Very nice! So how do you like the geometry and handling with the fork set at 80mm? Compared to the recommended 63mm for that frame. Did you ever try both and compare?

Jay

Sweeney
05-20-2008, 04:06 PM
I never felt the need to try it at 63. The front end is already low and I didn't want to lower it. As set up it just eats single track like a machine, climbs like a mountain goat, and descends and handles the high speed stuff perfectly. The only issue at all is that with the lower bottom bracket compared to my Zaskars I whack my pedals into more rocks. No problem, but I did knock a big chunk off of a Speedplay Frog. I still use it but it has a big hole in it.

DIRTJUNKIE,
05-24-2008, 03:09 PM
I never felt the need to try it at 63. The front end is already low and I didn't want to lower it.
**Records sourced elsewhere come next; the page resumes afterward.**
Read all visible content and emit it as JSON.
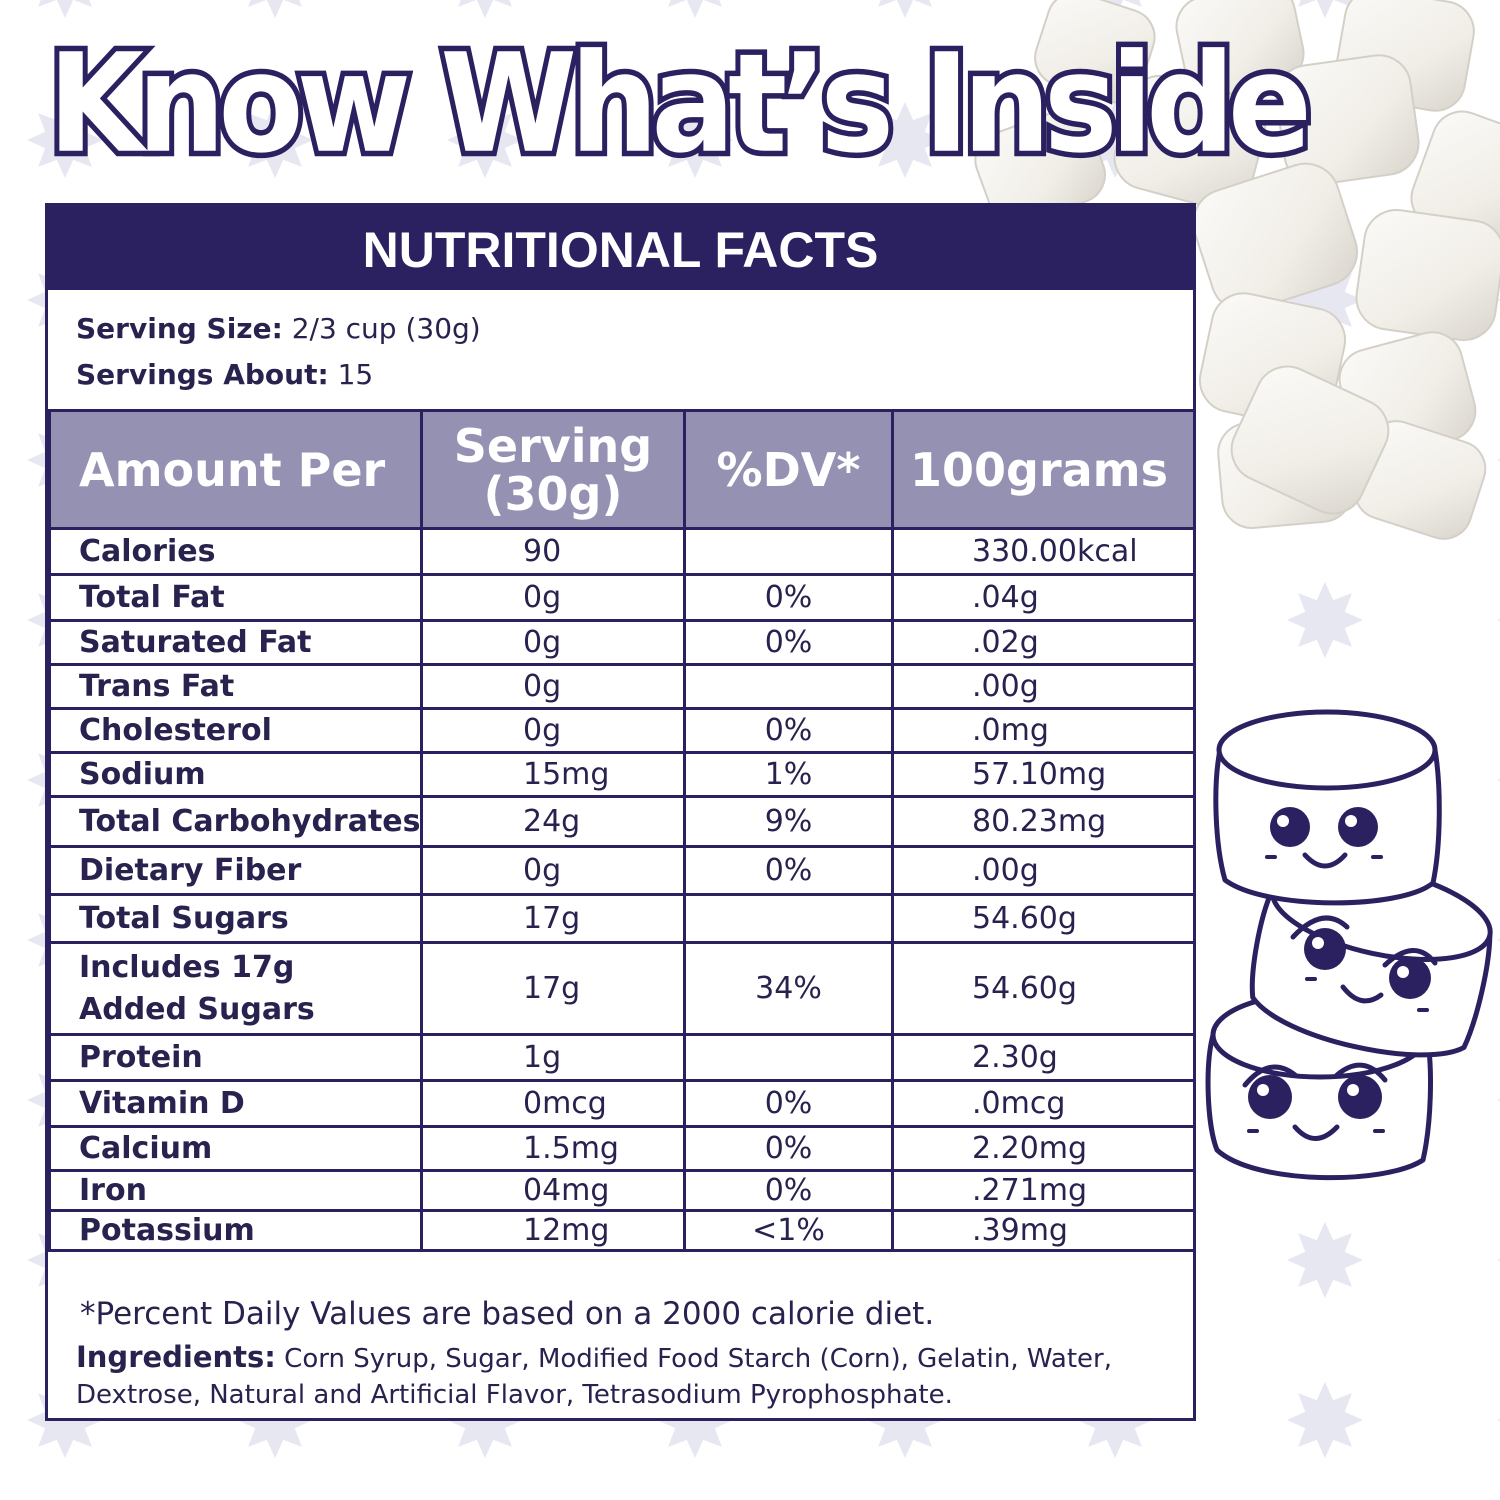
{
  "headline": "Know What’s Inside",
  "panel": {
    "title": "NUTRITIONAL FACTS",
    "serving_size_label": "Serving Size:",
    "serving_size_value": "2/3 cup (30g)",
    "servings_label": "Servings About:",
    "servings_value": "15"
  },
  "columns": [
    "Amount Per",
    "Serving (30g)",
    "%DV*",
    "100grams"
  ],
  "rows": [
    {
      "nutrient": "Calories",
      "serving": "90",
      "dv": "",
      "per100": "330.00kcal"
    },
    {
      "nutrient": "Total Fat",
      "serving": "0g",
      "dv": "0%",
      "per100": ".04g"
    },
    {
      "nutrient": "Saturated Fat",
      "serving": "0g",
      "dv": "0%",
      "per100": ".02g"
    },
    {
      "nutrient": "Trans Fat",
      "serving": "0g",
      "dv": "",
      "per100": ".00g"
    },
    {
      "nutrient": "Cholesterol",
      "serving": "0g",
      "dv": "0%",
      "per100": ".0mg"
    },
    {
      "nutrient": "Sodium",
      "serving": "15mg",
      "dv": "1%",
      "per100": "57.10mg"
    },
    {
      "nutrient": "Total Carbohydrates",
      "serving": "24g",
      "dv": "9%",
      "per100": "80.23mg"
    },
    {
      "nutrient": "Dietary Fiber",
      "serving": "0g",
      "dv": "0%",
      "per100": ".00g"
    },
    {
      "nutrient": "Total Sugars",
      "serving": "17g",
      "dv": "",
      "per100": "54.60g"
    },
    {
      "nutrient": "Includes 17g Added Sugars",
      "serving": "17g",
      "dv": "34%",
      "per100": "54.60g"
    },
    {
      "nutrient": "Protein",
      "serving": "1g",
      "dv": "",
      "per100": "2.30g"
    },
    {
      "nutrient": "Vitamin D",
      "serving": "0mcg",
      "dv": "0%",
      "per100": ".0mcg"
    },
    {
      "nutrient": "Calcium",
      "serving": "1.5mg",
      "dv": "0%",
      "per100": "2.20mg"
    },
    {
      "nutrient": "Iron",
      "serving": "04mg",
      "dv": "0%",
      "per100": ".271mg"
    },
    {
      "nutrient": "Potassium",
      "serving": "12mg",
      "dv": "<1%",
      "per100": ".39mg"
    }
  ],
  "footnote": "*Percent Daily Values are based on a 2000 calorie diet.",
  "ingredients_label": "Ingredients:",
  "ingredients_text": "Corn Syrup, Sugar, Modified Food Starch (Corn), Gelatin, Water, Dextrose, Natural and Artificial Flavor, Tetrasodium Pyrophosphate.",
  "colors": {
    "navy": "#2b2160",
    "header_gray": "#9591b2",
    "flake": "#e6e7f1",
    "marshmallow": "#f4f1ec"
  }
}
As set up it just eats single track like a machine, climbs like a mountain goat, and descends and handles the high speed stuff perfectly. The only issue at all is that with the lower bottom bracket compared to my Zaskars I whack my pedals into more rocks. No problem, but I did knock a big chunk off of a Speedplay Frog. I still use it but it has a big hole in it.
Oh I was just wondering because I know those frames originally were speced out with a 63mm SID Race fork. And remember way back people talking about upgrading to an 80mm and some were disappointed with the way it handled and went back to 63mm as a result. But everyone is different and if it works as good for you as you describe I can see why you "never felt the need to try it at 63mm". It is definitely one of my all time favorite XC machines even to this day.:thumbsup:

Sweeney
07-26-2008, 04:31 PM
Yea, maybe the 80mm fork slows down the handling just enough for my 58 yr old reflexes!

I took it for a 45 mile ride today. When I built it, I never thought I'd ride in on such a long ride, but even with the SLR and it rode like a dream come true!!